In the other view, corporations are the villians. It is corporate greed that sends corporations to labor markets when they can pay wages at a fraction of what they would have to pay U.S. workers. That enables corporations to pile up ever-greater company profits, enrich their investors with ever-larger dividends and, in the appallingly incestuous corporate board-of-directors system, reward their top executives more and more obscenely bloated compensation packages and bonuses.

Which view is correct? Perception will probably always depend on which side of the looking glass the viewer is looking at. But here is a reality that, so far as I'm concerned, blows a hole in T.PAWlenty's rant.

For corporations to pay pennies-on-the-dollar wages for goods -- and now even services -- they produce, they are not only driving down their own costs and, thus, increase their profits, which are at record highs -- they are driving down the standard of living in the United States.

The downward spiral this country is in is a correction to the global workforce employers have accessed. As more Americans have less access to what used to be good-paying manufacturing jobs, they have less income to spend on the goods and services employers are providing via foreign workers.

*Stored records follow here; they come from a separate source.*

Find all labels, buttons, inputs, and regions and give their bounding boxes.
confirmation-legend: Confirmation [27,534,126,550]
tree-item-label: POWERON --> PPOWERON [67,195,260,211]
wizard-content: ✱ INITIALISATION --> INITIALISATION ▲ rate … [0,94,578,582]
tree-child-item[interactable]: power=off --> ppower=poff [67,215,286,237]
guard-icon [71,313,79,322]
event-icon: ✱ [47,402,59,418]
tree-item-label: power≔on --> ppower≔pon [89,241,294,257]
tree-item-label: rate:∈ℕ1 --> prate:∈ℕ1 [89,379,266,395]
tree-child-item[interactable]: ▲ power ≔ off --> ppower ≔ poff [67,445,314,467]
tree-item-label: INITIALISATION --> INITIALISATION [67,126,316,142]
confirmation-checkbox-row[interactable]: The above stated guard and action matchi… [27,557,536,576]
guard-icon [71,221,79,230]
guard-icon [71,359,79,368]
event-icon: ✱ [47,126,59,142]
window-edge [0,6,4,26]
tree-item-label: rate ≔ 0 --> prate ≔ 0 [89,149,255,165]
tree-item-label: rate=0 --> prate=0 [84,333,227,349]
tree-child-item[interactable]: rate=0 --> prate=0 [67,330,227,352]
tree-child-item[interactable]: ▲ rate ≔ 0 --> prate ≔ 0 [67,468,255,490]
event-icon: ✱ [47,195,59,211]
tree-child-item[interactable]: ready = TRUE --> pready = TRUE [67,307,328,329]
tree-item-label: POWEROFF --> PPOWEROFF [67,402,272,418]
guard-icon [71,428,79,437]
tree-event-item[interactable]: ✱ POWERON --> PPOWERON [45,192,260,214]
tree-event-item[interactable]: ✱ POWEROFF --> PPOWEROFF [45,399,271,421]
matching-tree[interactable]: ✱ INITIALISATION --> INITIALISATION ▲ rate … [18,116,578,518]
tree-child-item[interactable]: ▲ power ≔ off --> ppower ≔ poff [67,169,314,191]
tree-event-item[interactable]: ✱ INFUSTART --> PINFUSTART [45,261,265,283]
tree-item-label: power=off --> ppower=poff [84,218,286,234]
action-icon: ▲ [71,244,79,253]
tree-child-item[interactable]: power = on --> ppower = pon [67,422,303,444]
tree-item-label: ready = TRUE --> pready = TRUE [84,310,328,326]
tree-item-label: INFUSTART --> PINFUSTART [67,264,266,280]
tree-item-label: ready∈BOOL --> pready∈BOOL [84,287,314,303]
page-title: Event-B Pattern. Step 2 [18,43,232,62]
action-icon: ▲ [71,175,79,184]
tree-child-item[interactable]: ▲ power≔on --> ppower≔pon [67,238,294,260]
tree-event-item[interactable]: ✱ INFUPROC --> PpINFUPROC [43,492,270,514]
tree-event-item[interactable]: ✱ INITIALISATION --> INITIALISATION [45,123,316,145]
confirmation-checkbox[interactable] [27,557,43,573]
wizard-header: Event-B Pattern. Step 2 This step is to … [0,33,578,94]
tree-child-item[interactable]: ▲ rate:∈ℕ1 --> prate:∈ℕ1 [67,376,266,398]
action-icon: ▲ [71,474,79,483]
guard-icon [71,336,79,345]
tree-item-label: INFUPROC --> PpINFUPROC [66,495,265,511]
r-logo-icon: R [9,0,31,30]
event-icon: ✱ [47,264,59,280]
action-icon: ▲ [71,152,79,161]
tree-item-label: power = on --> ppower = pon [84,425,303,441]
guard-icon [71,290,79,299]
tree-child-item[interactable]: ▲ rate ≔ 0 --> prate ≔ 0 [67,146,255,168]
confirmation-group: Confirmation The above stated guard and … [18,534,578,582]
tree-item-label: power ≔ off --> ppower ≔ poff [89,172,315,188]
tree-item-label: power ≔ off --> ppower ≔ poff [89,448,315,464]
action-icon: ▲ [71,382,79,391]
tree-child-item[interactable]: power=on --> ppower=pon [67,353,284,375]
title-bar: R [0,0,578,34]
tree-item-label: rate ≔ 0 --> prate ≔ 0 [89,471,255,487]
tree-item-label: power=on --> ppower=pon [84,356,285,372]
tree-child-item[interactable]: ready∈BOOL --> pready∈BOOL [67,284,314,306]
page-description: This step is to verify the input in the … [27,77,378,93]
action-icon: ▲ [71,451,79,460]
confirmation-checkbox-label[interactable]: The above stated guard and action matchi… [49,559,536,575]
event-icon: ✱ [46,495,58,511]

Spending less on goods and services in this country results in less revenue for public services. Just think about the myriad ways people are finding to cut corners: Don't eat out as much, put off major and even minor purchases, take 'staycations' because they can't afford the travel, accommodation and entertainment expenses traditional vacations involve. Not only are the travel, restaurant, hotel and amusement park industries making less, so too are taxes associated with such expenditures drying up.

So now in addition to Americans being paid less and finding fewer jobs in the private sector, they're being laid off in the public-service sector, which results in their having less income to spend on goods and services.

As a result, instead of "keeping up with the Jones", Americans are being forced into "moving down with the Chans."

That, T.PAWlenty, is a downward spiral.